Dans ces conditions, les pays africains pourront apporter dans le concert des nations une contribution spécifique. Ce sera une contribution de grande valeur, car elle portera la marque des valeurs africaines dont j’ai parlé. L’Église universelle, elle aussi, espère s’enrichir du témoignage des communautés chrétiennes d’Afrique. Cela inclut les pays qui, jusqu’à une date récente, apportaient l’Évangile à ces communautés.

8. En retour, il est naturel et souhaitable, comme l’a déclaré votre porte-parole, que des prêtres, des religieux et des missionnaires laïcs continuent d’apporter leur soutien aux ouvriers africains, qui ne sont pas encore assez nombreux pour subvenir aux besoins religieux, et en particulier qu’ils assistent dans un esprit désintéressé le clergé local, qui est à présent entré en fonction. La nouvelle vision ouverte par mon vénéré prédécesseur Pie XII dans l’encyclique Fidei Donum est plus que jamais valable et je ne manquerai pas de le rappeler. L’Église d’aujourd’hui doit être éduquée à ce partage fraternel.

9. J’ai déjà eu l’occasion d’adresser mes meilleurs vœux aux étudiants des facultés ecclésiastiques.

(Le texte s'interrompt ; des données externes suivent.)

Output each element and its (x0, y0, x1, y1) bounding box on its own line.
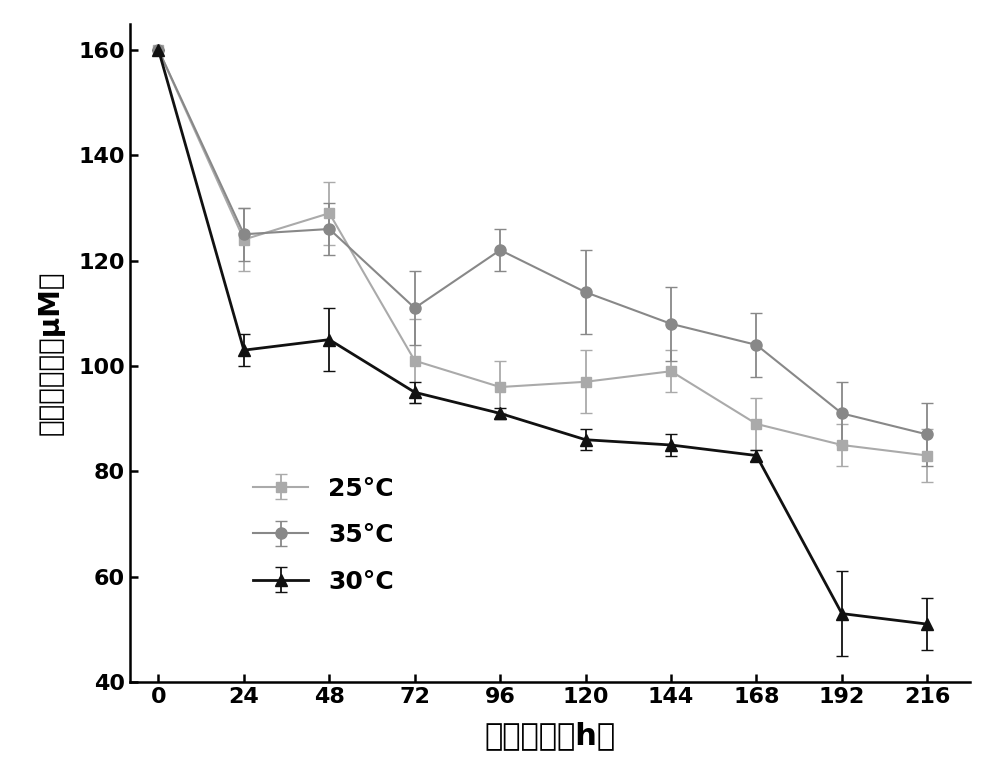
Y-axis label: 金离子浓度（μM）: 金离子浓度（μM） (36, 270, 64, 435)
Legend: 25°C, 35°C, 30°C: 25°C, 35°C, 30°C (243, 466, 404, 604)
X-axis label: 生长时间（h）: 生长时间（h） (484, 720, 616, 750)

Aux laïcs, qui exercent actuellement leur mission ou pratiquent leur profession à Rome, je présente également mes souhaits les plus chaleureux et les encourage à mettre en œuvre, dans la mesure de leurs responsabilités, les idéaux sans lesquels notre monde ne pourrait vivre en paix : le développement de l’alimentation et des autres ressources, leur répartition, l’établissement de relations justes, la sauvegarde des droits de l’homme, le progrès et la nécessaire solidarité entre les peuples.

Enfin, vous avez pu sentir que je souhaite visiter l’Afrique, comme j’ai commencé de le faire, en particulier pour l’Europe et l’Amérique. La difficulté, c’est qu’il y a tellement de pays dans votre continent — on n’en compte pas moins de 31 —, chacun ayant ses propres mérites et ses raisons particulières pour recevoir la visite du Pape.

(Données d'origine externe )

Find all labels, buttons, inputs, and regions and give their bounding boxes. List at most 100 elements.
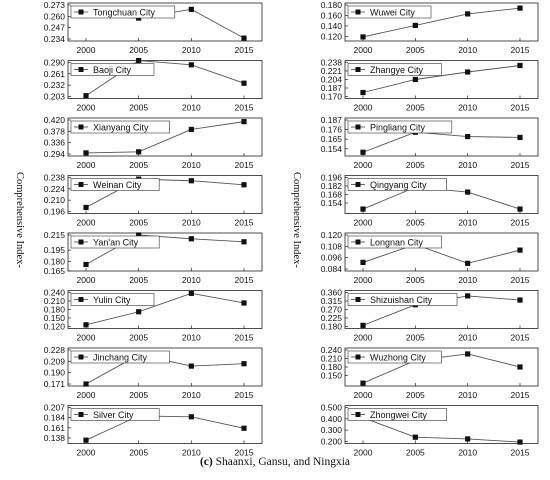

Au début, je serai obligé de limiter mon voyage à quelques pays. Mais je souhaite, à travers eux, honorer et encourager l’ensemble de l’Afrique, comme je le fais aujourd’hui. Et je puis déjà vous dire que j’escompte visiter cette année votre continent.

Je dois vous quitter pour aujourd’hui. Mais je ne voudrais pas partir sans prier Dieu d’inspirer, d’assister et de bénir abondamment vous-mêmes, vos familles, vos compatriotes et tous ceux qui vous sont chers. Puisse Dieu toujours conduire les peuples d’Afrique sur les sentiers du bonheur et de la paix.